Le Monde—the French newspaper of record—explains why it took it two days to confirm the death of Luc Montagnier.
There they say that they needed a sure confirmation of the fact, which they have not been able to secure from the hospital, nor from associates or close members of the personality, nor from official sources, until, well, two days later, from the city hall, meaning when basically everybody there, from the secretary to the cleaning lady if she was around, already knew it.
Could no one in between tip-off Le Monde? This even though reports piled up one after the other from increasingly visible and recognized people? Are Henrion-Caude and Didier Raoult really better informed than the leading French information outlet? Trusting these people instead, everybody thus knew it with more or less certainty since France Soir had announced it, well over 24h before the news eventually reached the administration. France Soir acquired much credit and reliability as a result which Le Monde lost in greater proportion. This allowed this magical moment of people paying their tribute to the resting soul in the forceful and complete silence of those that had to wait till after the popular homage to start with their disparaging comments, already out of date, on top of being out of tone. Few famous people ascended to eternity in such a dignified, glorious and transcendent way, in a divinely imposed respectful silence of the commentators, who are now left to commenting their own lack of comments.

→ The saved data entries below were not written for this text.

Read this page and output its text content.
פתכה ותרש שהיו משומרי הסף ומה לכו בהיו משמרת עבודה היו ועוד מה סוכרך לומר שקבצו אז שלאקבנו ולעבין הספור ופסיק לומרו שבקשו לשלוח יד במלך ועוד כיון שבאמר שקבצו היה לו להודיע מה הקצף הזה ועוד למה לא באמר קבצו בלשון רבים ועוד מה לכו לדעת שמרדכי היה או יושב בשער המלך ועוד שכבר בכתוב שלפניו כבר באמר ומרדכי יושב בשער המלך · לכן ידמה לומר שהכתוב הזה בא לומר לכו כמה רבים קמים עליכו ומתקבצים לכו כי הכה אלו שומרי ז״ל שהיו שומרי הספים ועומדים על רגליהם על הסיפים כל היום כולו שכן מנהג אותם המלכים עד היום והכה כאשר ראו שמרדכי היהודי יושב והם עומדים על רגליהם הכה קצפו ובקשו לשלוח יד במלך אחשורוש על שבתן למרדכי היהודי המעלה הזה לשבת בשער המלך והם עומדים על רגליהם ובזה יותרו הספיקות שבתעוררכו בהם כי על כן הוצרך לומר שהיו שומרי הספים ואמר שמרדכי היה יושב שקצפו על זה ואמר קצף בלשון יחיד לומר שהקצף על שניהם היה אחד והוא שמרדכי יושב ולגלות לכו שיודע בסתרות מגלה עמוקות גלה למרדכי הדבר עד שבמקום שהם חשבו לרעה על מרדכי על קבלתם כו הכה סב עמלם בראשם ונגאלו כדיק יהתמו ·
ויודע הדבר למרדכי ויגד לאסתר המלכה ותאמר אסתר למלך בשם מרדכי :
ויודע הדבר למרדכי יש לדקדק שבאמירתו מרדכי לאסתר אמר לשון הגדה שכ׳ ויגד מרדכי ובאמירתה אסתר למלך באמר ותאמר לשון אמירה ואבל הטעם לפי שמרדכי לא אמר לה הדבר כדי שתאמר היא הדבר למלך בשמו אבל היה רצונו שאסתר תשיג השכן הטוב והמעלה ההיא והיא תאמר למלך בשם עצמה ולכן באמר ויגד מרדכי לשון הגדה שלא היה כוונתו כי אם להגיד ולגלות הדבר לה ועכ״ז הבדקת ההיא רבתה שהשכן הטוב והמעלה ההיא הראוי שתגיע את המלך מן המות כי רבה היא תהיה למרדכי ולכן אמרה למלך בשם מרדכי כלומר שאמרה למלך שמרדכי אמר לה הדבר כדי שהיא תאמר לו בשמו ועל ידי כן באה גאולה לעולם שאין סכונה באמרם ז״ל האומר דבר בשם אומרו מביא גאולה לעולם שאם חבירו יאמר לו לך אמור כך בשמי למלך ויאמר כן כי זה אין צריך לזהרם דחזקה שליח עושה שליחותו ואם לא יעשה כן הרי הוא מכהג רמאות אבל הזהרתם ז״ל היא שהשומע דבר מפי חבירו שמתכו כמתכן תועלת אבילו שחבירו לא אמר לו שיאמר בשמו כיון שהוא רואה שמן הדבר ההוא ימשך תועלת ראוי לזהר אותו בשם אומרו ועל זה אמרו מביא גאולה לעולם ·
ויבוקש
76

A recurrent excuse for the fact, trying to paint this shameful failure into a virtue, is that Montagnier and his surrounding did not facilitate the task, possibly even hindering it and favouring its exclusivity for the other journal. If that is true, what a genius insight beyond the grave, what a bravado, what revenge, what a lesson, what a mastermind move from someone that we are explained was senile and out of touch with reality. Can you defeat one of the most powerful, acrimonious and insidious entities to control the narrative, the media, and really be that obtuse? The demonstration has been made, quite on the contrary, that the brain is always several days ahead of the feet.
And the fight was fair, as a prestigious journal, a talented journalist or a competent source collecting information, which you'd imagine Le Monde should be among other things, would have no difficulty in confirming such information, however close it is to the topic itself, in particular after it had been officially published elsewhere. Of course, if your ideological hatred is such as to refuse to grant the slightest credit to, beyond your competitors, let us even agree for enemies, then you are left with either your alternative resources or, if you don't have any, your incompetence.
I indeed do not think that the goal was to boycott the news, which came later in the sparsity and nature of the coverage. This delay, instead, is a failure to acquire information in a timely manner, even when it is widely circulating. That they lost the respect of the deceased, once an international hero, forever engraved in the history of the most prestigious award ever bestowed to human achievement, is not the problem, just a clue as to how low their standing has fallen. For how should we trust this Newspaper when it is telling us, at the same time, of the future plans of Putin to invade Ukraine, when they are not able to figure out what's happening in a Parisian hospital? Have they confirmed the alleged calendar of the Russian invasion with several independent, trusted and official sources before circulating it ad nauseam? Do these include the Kremlin, the town house of Moscow or its oblasts and the army headquarters?
Or has Le Monde, in its blind obedience to official doctrines, lost any sense of what information is, of what a scoop is, of what time and timeliness mean in this business of painting a live picture of the World as it breathes, or ceases to?